久保建英、古橋亨梧、旗手怜央...欧州組が次々とゴール。日本代表よりクラブでのほうがいいのはなぜか

  • 小宮良之●文 text by Komiya Yoshiyuki
  • 中島大介●撮影 photo by Nakashima Daisuke

 9月の欧州遠征の2試合(アメリカ、エクアドル戦)を戦った日本代表の欧州組は、すでに所属クラブに戻ってプレーしている。

 鎌田大地(フランクフルト)はボランチで新境地を見出し、その類まれなサッカーセンスが完全開花しつつある。オリバー・グラスナー監督が、さまざまな選手を組み合わせ、攻撃的才能を引き出す手腕に長けているのも一因だろう。ゴールに近い中央で最大限に力を発揮する選手だが、レアル・マドリードのクロアチア代表ルカ・モドリッチのように、2列目、3列目でプレーリズム、選択を変えられるサッカーIQの高さは出色だ。

 伊東純也(ランス)も、ヨハン・クライフの薫陶を受けた「スペクタクル派」オスカル・ガルシア監督のもと、よりストライカー色の強い選手として目覚めつつある。トロワ戦では右サイドですばらしいアシストをし、ファーポストに入って得点まで決めた。直後、ラフなタックルで退場を宣告され、チームを窮地に追い込んだのはケチがついたが......。

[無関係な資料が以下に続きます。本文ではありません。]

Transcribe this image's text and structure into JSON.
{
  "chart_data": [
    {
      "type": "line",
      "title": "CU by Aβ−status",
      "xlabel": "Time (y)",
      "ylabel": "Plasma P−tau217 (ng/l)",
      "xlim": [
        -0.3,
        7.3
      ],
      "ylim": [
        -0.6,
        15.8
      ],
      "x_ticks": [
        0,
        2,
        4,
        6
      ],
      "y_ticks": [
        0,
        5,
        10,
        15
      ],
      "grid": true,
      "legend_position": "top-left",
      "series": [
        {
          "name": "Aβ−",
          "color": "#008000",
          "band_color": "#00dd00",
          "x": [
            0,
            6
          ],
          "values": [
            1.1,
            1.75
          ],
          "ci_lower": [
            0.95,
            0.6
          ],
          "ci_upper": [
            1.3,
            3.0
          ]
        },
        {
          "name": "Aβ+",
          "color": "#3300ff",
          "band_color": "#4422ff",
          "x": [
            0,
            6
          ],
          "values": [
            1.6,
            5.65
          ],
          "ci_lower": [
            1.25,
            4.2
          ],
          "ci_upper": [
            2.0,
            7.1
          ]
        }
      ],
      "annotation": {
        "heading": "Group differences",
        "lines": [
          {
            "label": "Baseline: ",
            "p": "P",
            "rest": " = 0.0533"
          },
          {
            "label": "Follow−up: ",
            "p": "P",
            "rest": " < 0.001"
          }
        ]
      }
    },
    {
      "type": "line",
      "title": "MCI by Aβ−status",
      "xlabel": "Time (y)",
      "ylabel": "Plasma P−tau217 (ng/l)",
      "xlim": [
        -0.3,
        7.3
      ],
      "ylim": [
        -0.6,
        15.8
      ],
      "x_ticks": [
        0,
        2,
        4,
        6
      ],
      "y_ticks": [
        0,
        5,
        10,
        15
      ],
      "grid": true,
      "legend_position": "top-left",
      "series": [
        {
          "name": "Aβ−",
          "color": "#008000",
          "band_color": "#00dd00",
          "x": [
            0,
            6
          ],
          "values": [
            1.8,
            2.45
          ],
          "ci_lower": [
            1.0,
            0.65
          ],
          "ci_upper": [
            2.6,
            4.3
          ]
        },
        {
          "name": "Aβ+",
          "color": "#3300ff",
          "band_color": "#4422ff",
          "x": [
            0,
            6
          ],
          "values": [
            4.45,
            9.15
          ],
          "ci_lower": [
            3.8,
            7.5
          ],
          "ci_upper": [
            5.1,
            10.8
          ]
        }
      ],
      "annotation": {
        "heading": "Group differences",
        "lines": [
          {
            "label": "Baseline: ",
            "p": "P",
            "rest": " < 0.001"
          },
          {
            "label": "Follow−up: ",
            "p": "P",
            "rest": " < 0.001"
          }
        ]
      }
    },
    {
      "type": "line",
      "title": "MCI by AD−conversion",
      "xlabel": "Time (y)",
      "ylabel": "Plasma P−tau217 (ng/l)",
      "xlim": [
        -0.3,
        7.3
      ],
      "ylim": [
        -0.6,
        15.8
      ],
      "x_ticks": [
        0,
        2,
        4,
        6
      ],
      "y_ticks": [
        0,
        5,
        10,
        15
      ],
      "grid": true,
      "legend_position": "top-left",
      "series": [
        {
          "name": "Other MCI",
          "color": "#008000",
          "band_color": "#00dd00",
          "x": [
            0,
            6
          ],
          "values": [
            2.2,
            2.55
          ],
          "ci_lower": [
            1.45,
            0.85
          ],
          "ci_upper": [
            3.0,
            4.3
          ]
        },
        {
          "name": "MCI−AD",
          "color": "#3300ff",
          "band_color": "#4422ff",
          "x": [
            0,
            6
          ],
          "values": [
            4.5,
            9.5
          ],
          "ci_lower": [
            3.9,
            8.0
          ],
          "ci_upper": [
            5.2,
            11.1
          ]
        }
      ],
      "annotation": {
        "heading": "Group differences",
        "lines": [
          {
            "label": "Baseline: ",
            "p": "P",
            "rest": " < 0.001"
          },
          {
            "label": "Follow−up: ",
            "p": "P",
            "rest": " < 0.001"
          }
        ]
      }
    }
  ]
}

 守田英正(スポルティング・リスボン)も、ルベン・アモリム監督の攻撃戦術で著しい成長を見せている。受け身のコンタクトプレーになると弱さは出るが、ボールを握る、もしくは握ろうとするチームにあって、そのテクニックやビジョンは欠かせない。ジウ・ヴィセンテ戦では高い位置にポジションを取って抜け目なくゴールを記録し、2点目も裏へのパスを引き出し、キープした後に絶妙なヒールでアシストするなど、プレーの幅が広がりつつある。

 堂安律(フライブルク)もマインツ戦に先発出場し、チームの2位浮上に貢献している。監督12年目になる名将クリスティアン・シュトライヒが作ったコレクティブなチームで、触発されるように攻撃センスをいかんなく発揮。一方でディフェンス面のタスクも安定し、今や「コンプリートな左利きアタッカー」に変貌を遂げつつある。

 また、セルティックの古橋亨梧と旗手怜央も、マザーウェル戦で力の差を見せつけた。古橋は数多くあったチャンスを少し外しすぎたとも言えるが、国内リーグ7得点目を記録。旗手はチャンピオンズリーグのシャフタール・ドネツク戦(記録はオウンゴール)に続くゴールで、これが決勝点になっている。アンジェ・ポステコグルー監督の"前輪駆動"の戦術において、欠かせないふたりになっている。